One in seven of the Metropolitan Transportation Authority’s 71,837 employees took home more than $100,000 last year, according to the Empire Center.

“A lot of people make a lot of money at the MTA,” said Tim Hoefer, executive director of the think tank that routinely posts public payroll records online.

As expected, the highest-paid employee was Thomas Prendergast, the MTA’s chairman and CEO, at $359,877, and the next highest were the presidents of the agency’s operating subsidiaries — Metro-North, Long Island Rail Road, MTA Bridges and Tunnels and New York City Transit.

You can look it up

The Empire Center maintains a website, SeeThroughNY.net, that posts payroll and pension information for public employees as well as some labor agreements and other contracts.

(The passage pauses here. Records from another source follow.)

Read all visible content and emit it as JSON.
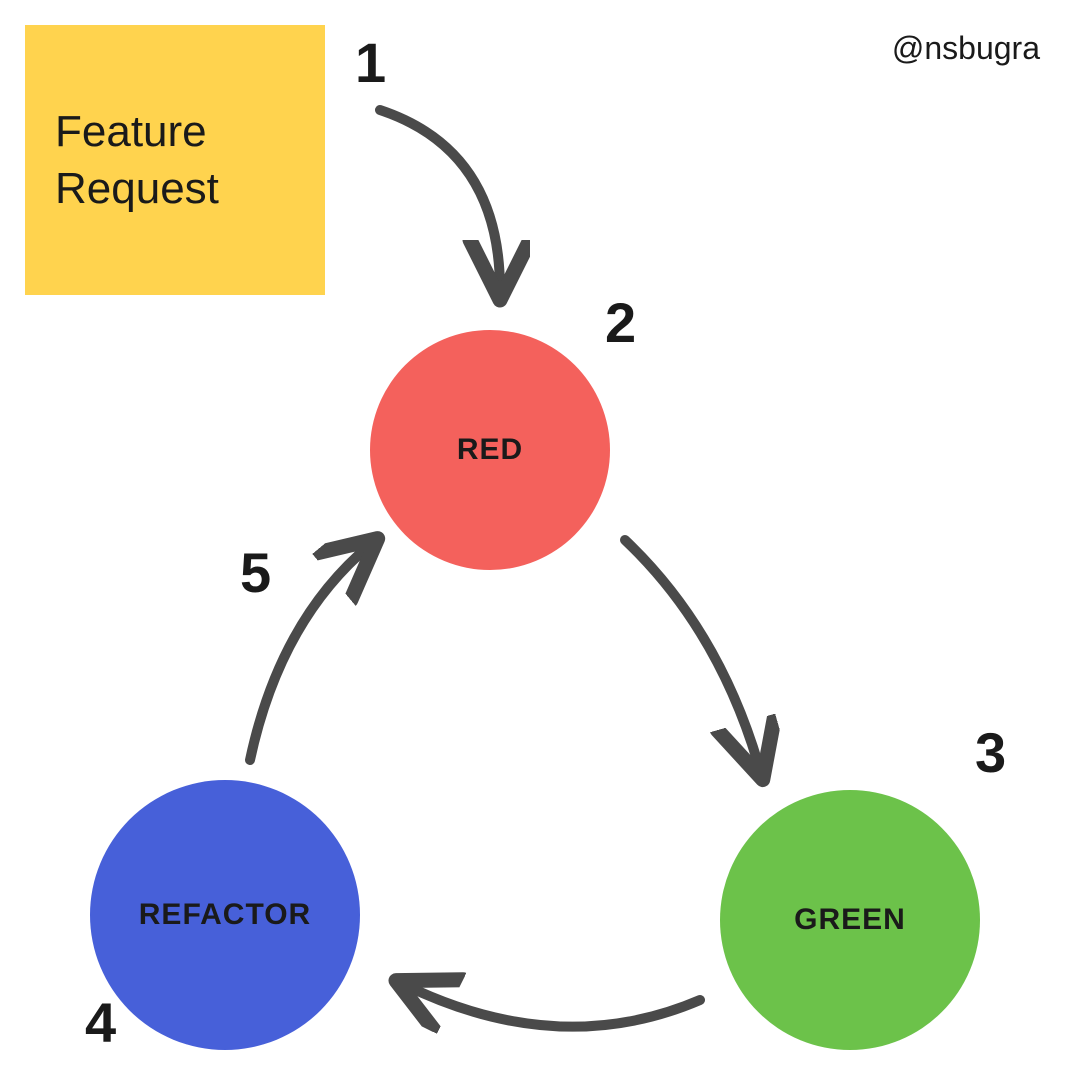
{
  "attribution": "@nsbugra",
  "sticky_note": {
    "line1": "Feature",
    "line2": "Request"
  },
  "nodes": {
    "red": {
      "label": "RED",
      "color": "#f4615c"
    },
    "green": {
      "label": "GREEN",
      "color": "#6cc24a"
    },
    "refactor": {
      "label": "REFACTOR",
      "color": "#4760d9"
    }
  },
  "steps": {
    "s1": "1",
    "s2": "2",
    "s3": "3",
    "s4": "4",
    "s5": "5"
  },
  "flow": [
    {
      "step": 1,
      "from": "Feature Request",
      "to": "RED"
    },
    {
      "step": 2,
      "node": "RED"
    },
    {
      "step": 3,
      "node": "GREEN"
    },
    {
      "step": 4,
      "node": "REFACTOR"
    },
    {
      "step": 5,
      "from": "REFACTOR",
      "to": "RED"
    }
  ]
}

The center, a think tank that promotes government policy reform, provides analysis of the payroll data at empirecenter.org.

Two-thirds hourly workers

But the center’s analysis of the payroll data also concluded that two-thirds of the 10,482 men and women who took home more than $100,000 were hourly employees, not salaried executives.

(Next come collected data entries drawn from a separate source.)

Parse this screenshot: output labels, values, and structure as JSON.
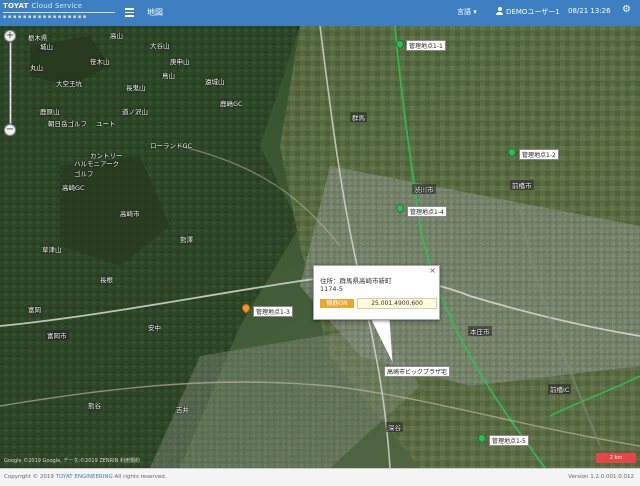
{
  "header": {
    "brand_title": "TOYAT",
    "brand_subtitle": "Cloud Service",
    "brand_dots": "▪▪▪▪▪▪▪▪▪▪▪▪▪▪▪▪▪",
    "page_title": "地図",
    "language_label": "言語 ▾",
    "user_label": "DEMOユーザー1",
    "datetime": "08/21 13:26",
    "menu_icon": "hamburger-icon",
    "settings_icon": "gear-icon",
    "accent_color": "#3d7fc0"
  },
  "map": {
    "place_labels": [
      "栃木県",
      "城山",
      "高山",
      "大谷山",
      "笹木山",
      "庚申山",
      "丸山",
      "大空王坑",
      "鳥山",
      "遠城山",
      "長鬼山",
      "道ノ沢山",
      "鹿原山",
      "朝日岳ゴルフ",
      "鹿嶋GC",
      "ユート",
      "ローランドGC",
      "カントリー",
      "ハルモニアーク",
      "ゴルフ",
      "高崎GC",
      "高崎市",
      "群馬",
      "前橋市",
      "渋川市",
      "草津山",
      "熊澤",
      "富岡",
      "長根",
      "富岡市",
      "安中",
      "前橋IC",
      "本庄市",
      "熊谷",
      "吉井",
      "深谷"
    ],
    "markers": [
      {
        "color": "green",
        "label": "管理地点1-1"
      },
      {
        "color": "green",
        "label": "管理地点1-2"
      },
      {
        "color": "orange",
        "label": "管理地点1-3"
      },
      {
        "color": "green",
        "label": "管理地点1-4"
      },
      {
        "color": "green",
        "label": "管理地点1-5"
      }
    ],
    "popup": {
      "address_label": "住所：群馬県高崎市新町",
      "address_line2": "1174-5",
      "status_tag": "機器ON",
      "value": "25.001.4900.600",
      "close": "×"
    },
    "location_label": "高崎市ビックプラザ宅",
    "attribution": "Google ©2019 Google, データ:©2019 ZENRIN 利用規約",
    "scale_label": "2 km",
    "zoom_in": "+",
    "zoom_out": "−"
  },
  "footer": {
    "copyright_prefix": "Copyright © 2019",
    "company": "TOYAT ENGINEERING",
    "copyright_suffix": "All rights reserved.",
    "version": "Version 1.2.0.001.0.012"
  }
}
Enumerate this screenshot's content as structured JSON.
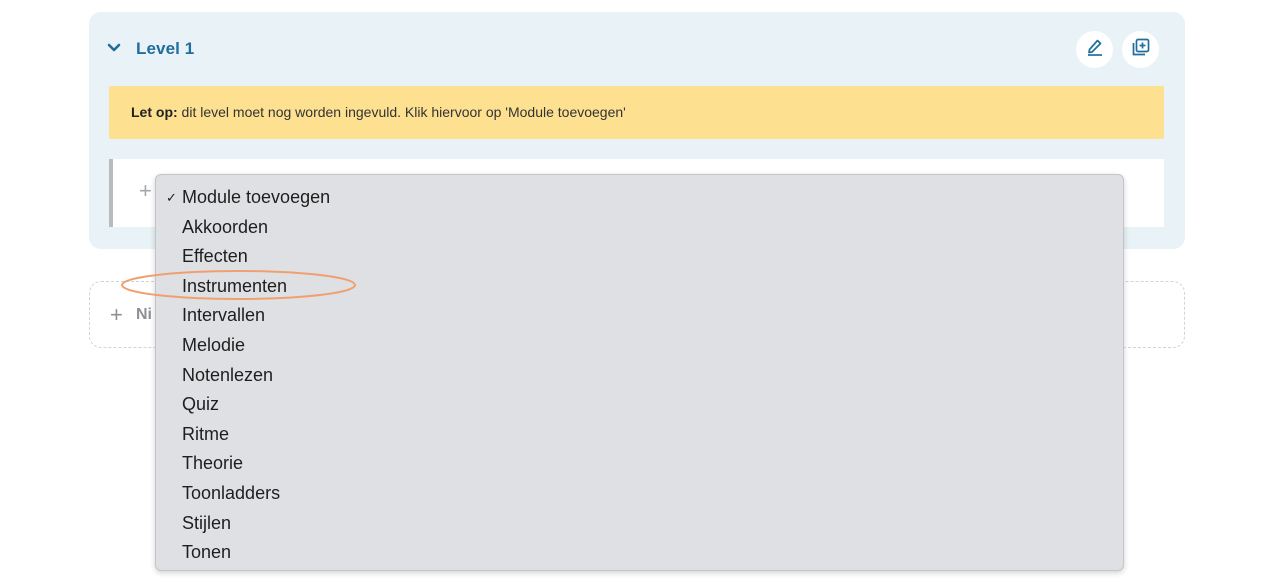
{
  "level": {
    "title": "Level 1",
    "edit_icon": "pencil-icon",
    "duplicate_icon": "duplicate-icon",
    "accent": "#1f6e9c"
  },
  "warning": {
    "bold": "Let op:",
    "text": " dit level moet nog worden ingevuld. Klik hiervoor op 'Module toevoegen'",
    "background": "#fde090"
  },
  "module_row": {
    "plus": "+"
  },
  "new_level": {
    "plus": "+",
    "label": "Ni"
  },
  "dropdown": {
    "selected": "Module toevoegen",
    "options": [
      "Module toevoegen",
      "Akkoorden",
      "Effecten",
      "Instrumenten",
      "Intervallen",
      "Melodie",
      "Notenlezen",
      "Quiz",
      "Ritme",
      "Theorie",
      "Toonladders",
      "Stijlen",
      "Tonen"
    ],
    "highlighted": "Instrumenten",
    "highlight_color": "#f0a070"
  }
}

A Metro-North machinist, for example, made 336 percent of his base pay of $61,131 last year, or $205,303, through overtime and other extras. Six other Metro-North and LIRR employees also tripled their base pay, and another 452 employees doubled theirs.

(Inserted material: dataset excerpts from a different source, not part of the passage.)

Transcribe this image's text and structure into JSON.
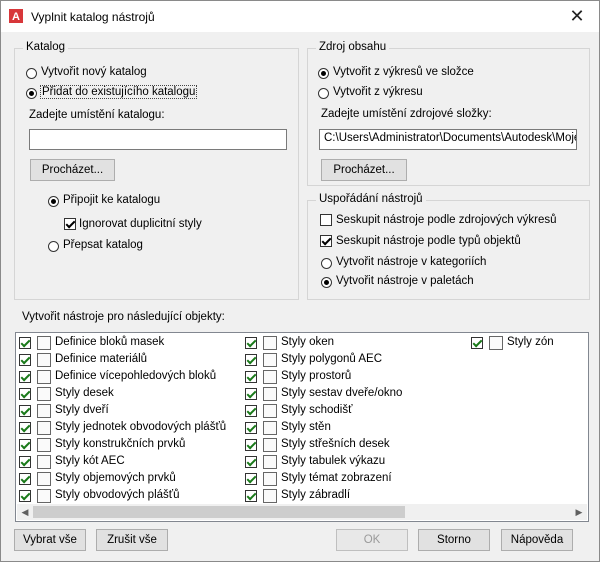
{
  "dialog": {
    "title": "Vyplnit katalog nástrojů",
    "close_glyph": "✕"
  },
  "catalog": {
    "group_title": "Katalog",
    "radio_new": "Vytvořit nový katalog",
    "radio_add": "Přidat do existujícího katalogu",
    "location_label": "Zadejte umístění katalogu:",
    "location_value": "",
    "browse_label": "Procházet...",
    "radio_attach": "Připojit ke katalogu",
    "check_ignore": "Ignorovat duplicitní styly",
    "radio_overwrite": "Přepsat katalog"
  },
  "source": {
    "group_title": "Zdroj obsahu",
    "radio_folder": "Vytvořit z výkresů ve složce",
    "radio_drawing": "Vytvořit z výkresu",
    "folder_label": "Zadejte umístění zdrojové složky:",
    "folder_value": "C:\\Users\\Administrator\\Documents\\Autodesk\\Moje p",
    "browse_label": "Procházet..."
  },
  "arrangement": {
    "group_title": "Uspořádání nástrojů",
    "check_by_drawing": "Seskupit nástroje podle zdrojových výkresů",
    "check_by_type": "Seskupit nástroje podle typů objektů",
    "radio_categories": "Vytvořit nástroje v kategoriích",
    "radio_palettes": "Vytvořit nástroje v paletách"
  },
  "objects": {
    "label": "Vytvořit nástroje pro následující objekty:",
    "col1": [
      "Definice bloků masek",
      "Definice materiálů",
      "Definice vícepohledových bloků",
      "Styly desek",
      "Styly dveří",
      "Styly jednotek obvodových plášťů",
      "Styly konstrukčních prvků",
      "Styly kót AEC",
      "Styly objemových prvků",
      "Styly obvodových plášťů"
    ],
    "col2": [
      "Styly oken",
      "Styly polygonů AEC",
      "Styly prostorů",
      "Styly sestav dveře/okno",
      "Styly schodišť",
      "Styly stěn",
      "Styly střešních desek",
      "Styly tabulek výkazu",
      "Styly témat zobrazení",
      "Styly zábradlí"
    ],
    "col3": [
      "Styly zón"
    ]
  },
  "buttons": {
    "select_all": "Vybrat vše",
    "deselect_all": "Zrušit vše",
    "ok": "OK",
    "cancel": "Storno",
    "help": "Nápověda"
  },
  "colors": {
    "check_green": "#1a7a1a",
    "disabled_text": "#9a9a9a"
  }
}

The average salaries for employees at headquarters and at the operating subsidiaries, however, were significantly less than the average of $125,912 for the MTA Police Department. Of the department’s 674 employees, 572 made more than $100,000 last year.

Goal ‘to engage citizens’

In comparison, the average salary at the LIRR was $83,794; headquarters, $79,329; Metro-North, $78,544; New York City Transit, $71,272, and MTA Bridges and Tunnels, $62,215.

“We do these analyses not to bash public employees but to engage citizens, taxpayers,” said Hoefer. “The more people know about where their tax money is going, the better they can decide if their government is a good steward or not.”

Showing an excessive amount of overtime, for instance, Hoefer said, typically causes people to ask questions about extenuating circumstances, adequate staffing, proper supervision, pension spiking and so on.

“We think that kind of engagement is a good thing,” he said.

Strike threat looms

The center’s release of the payroll data comes as LIRR employees are threatening to strike in September if the MTA doesn’t honor a federal mediation board’s recommendation that they receive raises of 17 percent over six years. The MTA has offered its 5,300 LIRR employees raises comparable to the ones that its 34,000 bus and subways workers received, 8 percent over five years.

Earlier this year, the MTA police received raises of 17 percent over seven years, but the contract reportedly includes significant savings in work rules, particularly those relating to overtime.

Prendergast and his two predecessors have called the MTA’s spending on salaries and benefits unsustainable and attempted to negotiate “net zero” contracts with its myriad unions that pay for themselves through concessions.

The MTA declined to comment on the center’s analysis.